Following feedback from industry that the FCA’s approach left considerable uncertainty about UK firms’ obligations which were neither subject to standstill nor within the seven areas, on 1 October 2020 the FCA published an updated statement of its expectations for UK firms, setting out 13 areas in which the FCA considers it would be inconsistent with its statutory powers to use its transitional power and in respect of which it expects UK firms to be preparing to comply from the end of the Implementation Period (colloquially referred to as "must do" obligations). The statement provides that the FCA expects firms to undertake “reasonable steps to prepare to meet the new obligations by 31 December 2020.” The FCA went on to say that it would “not take a strict liability approach and [did] not intend to take enforcement action against UK Firms and other regulated entities for not meeting all requirements straight away, where there is evidence they have taken reasonable steps to prepare to meet the new obligations by 31 December 2020.”
Critically, the FCA has indicated that it will not require UK firms to implement other onshored substantive legal obligations for which it is responsible by year end; UK firms will have until March 2022 to implement these, except where non-compliance is found to give rise to “serious and foreseeable harm”. This effectively means that UK firms can defer the implementation of other legislative and regulatory changes that come into force on 1 January.
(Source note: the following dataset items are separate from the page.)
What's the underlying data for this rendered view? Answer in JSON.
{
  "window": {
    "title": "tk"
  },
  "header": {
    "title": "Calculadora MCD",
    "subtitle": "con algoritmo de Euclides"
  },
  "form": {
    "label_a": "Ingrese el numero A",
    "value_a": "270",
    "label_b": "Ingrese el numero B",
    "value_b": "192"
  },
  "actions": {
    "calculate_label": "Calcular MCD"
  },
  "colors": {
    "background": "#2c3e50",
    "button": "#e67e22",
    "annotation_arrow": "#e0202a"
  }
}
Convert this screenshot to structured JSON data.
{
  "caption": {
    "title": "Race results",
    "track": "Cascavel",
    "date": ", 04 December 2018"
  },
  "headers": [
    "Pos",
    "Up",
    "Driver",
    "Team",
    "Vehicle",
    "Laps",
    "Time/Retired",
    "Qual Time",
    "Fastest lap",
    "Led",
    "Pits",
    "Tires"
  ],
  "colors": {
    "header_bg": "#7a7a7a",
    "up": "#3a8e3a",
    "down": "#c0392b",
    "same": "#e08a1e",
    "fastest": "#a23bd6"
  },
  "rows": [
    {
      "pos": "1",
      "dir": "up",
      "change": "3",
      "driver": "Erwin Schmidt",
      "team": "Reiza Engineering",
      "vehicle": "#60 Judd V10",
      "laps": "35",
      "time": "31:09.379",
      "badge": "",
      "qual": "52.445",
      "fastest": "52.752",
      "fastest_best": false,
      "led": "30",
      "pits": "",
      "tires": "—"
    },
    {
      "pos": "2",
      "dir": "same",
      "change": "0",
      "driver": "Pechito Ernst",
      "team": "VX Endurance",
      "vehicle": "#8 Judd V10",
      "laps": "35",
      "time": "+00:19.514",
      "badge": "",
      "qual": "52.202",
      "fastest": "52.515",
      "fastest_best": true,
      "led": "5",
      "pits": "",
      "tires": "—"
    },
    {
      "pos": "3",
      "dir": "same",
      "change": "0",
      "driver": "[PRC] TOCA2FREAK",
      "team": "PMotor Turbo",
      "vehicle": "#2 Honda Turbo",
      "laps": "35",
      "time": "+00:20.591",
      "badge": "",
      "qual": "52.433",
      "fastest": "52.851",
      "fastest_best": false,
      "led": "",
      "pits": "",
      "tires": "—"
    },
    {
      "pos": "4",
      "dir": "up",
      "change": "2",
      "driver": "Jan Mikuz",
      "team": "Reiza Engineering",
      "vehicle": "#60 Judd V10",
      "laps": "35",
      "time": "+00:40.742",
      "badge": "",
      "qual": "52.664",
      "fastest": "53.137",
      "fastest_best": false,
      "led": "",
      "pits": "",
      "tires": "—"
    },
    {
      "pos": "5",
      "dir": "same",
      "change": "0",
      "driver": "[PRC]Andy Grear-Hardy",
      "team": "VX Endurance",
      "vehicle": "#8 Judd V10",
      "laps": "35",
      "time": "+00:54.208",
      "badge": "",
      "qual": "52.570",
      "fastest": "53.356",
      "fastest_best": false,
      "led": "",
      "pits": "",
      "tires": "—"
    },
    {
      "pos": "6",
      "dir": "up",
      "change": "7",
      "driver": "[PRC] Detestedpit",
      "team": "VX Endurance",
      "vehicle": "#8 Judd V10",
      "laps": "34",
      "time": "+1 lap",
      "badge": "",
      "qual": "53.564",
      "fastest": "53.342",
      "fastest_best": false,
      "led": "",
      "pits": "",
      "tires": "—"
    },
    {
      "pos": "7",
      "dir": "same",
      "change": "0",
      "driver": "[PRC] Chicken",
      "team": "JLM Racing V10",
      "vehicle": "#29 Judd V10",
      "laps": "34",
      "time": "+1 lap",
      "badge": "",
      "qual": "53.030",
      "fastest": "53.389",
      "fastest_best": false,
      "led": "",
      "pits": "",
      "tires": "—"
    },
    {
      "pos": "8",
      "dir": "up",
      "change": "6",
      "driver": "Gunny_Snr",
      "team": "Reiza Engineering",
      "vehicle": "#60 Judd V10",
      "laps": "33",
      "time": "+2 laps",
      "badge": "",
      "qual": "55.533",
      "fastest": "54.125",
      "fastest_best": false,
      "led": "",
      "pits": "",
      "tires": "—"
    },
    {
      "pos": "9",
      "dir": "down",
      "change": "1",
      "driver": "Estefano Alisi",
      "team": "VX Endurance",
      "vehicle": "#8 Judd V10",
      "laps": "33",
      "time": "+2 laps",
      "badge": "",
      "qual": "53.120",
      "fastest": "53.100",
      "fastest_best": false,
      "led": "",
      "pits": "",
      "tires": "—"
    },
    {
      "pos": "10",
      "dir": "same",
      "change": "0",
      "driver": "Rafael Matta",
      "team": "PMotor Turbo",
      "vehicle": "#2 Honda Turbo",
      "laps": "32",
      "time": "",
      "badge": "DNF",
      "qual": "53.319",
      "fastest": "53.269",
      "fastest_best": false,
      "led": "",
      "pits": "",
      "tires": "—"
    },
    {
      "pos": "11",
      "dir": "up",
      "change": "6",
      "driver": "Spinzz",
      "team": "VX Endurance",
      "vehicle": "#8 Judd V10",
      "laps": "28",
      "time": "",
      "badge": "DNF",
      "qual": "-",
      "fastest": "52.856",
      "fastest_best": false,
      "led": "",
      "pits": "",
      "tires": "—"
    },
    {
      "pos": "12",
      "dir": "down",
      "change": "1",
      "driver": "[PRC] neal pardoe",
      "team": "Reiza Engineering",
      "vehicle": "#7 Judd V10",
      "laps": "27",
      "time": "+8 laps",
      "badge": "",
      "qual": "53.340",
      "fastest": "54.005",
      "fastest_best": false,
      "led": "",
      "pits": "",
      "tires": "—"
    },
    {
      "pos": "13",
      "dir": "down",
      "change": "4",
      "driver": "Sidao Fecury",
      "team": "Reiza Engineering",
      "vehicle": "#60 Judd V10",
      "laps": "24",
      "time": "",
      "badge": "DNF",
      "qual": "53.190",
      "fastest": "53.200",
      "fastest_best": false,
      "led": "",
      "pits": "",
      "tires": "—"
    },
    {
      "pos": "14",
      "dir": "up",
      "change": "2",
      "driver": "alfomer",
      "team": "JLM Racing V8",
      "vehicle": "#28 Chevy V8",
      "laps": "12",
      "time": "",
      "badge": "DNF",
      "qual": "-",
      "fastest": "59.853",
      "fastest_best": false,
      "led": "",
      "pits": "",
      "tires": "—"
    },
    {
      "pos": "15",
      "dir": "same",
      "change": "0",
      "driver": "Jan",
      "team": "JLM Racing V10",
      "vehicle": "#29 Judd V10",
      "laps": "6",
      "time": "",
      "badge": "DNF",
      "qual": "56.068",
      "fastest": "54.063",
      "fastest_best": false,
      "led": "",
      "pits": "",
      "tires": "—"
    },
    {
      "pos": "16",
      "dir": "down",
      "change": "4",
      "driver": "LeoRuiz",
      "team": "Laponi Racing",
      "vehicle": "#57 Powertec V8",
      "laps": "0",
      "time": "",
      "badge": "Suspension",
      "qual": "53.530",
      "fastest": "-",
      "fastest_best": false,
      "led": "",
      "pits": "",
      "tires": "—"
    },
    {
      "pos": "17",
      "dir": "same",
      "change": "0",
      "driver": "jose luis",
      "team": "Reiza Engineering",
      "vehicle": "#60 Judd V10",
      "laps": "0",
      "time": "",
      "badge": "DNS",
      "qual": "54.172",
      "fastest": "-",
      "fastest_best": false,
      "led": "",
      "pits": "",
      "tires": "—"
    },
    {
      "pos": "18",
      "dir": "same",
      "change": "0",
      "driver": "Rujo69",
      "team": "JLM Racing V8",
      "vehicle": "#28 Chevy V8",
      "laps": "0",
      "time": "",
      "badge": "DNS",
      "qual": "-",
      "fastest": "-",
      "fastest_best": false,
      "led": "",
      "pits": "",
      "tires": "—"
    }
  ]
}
This is referred to as "general relief".
However, even at this late stage, the FCA does not intend general relief to apply to those obligations that are subject to ongoing discussions over equivalence. HMT and FCA have provided equivalence or relief for the purposes of many of the areas of onshored law – but questions remain over the derivatives trading obligation (DTO) under the onshored Markets in Financial Instruments Regulation, in particular.
Where Does This Leave Firms?
The complexity of interpreting the onshoring process means that firms will need to prepare themselves adequately for the changes not just on the horizon, but in the immediate future. This will include needing to identify the relevant statutory instruments or exit instruments that act to onshore the legislation, understand the substantive and cumulative changes the relevant instrument makes, identify and assess how the transitional provisions affect timing and whether the relevant legislation contemplates equivalence decisions, and, where it does, track and assess whether HMT has made equivalence decisions.
Additionally, firms will need to track regulators’ standstill powers where regulators have joint standstill powers, and, where a standstill power applies prima facie, assess whether the exemptions to the standstill direction apply. The regulation of financial services covers a broad spectrum of legislation, and even firms with a seemingly narrow focus will need to be alert to changes across multiple subsectors.
UK regulated firms are largely resigned to, and prepared for, the loss of their single market rights, but operationalising new EU operations will still continue to give rise to short-term and medium-term challenges for many. The onshoring of EU legislation will run to a similar time horizon: firms face some short-term challenges immediately following the IP Completion Date as thousands of pages of EU financial services legislation change simultaneously, subject in large part to transitional relief. The real work will just have begun, however: the lapse of transitional relief in 2022 and wholesale changes to the onshored regulatory regime that are likely to be made in order to revitalise the UK sector will be more challenging.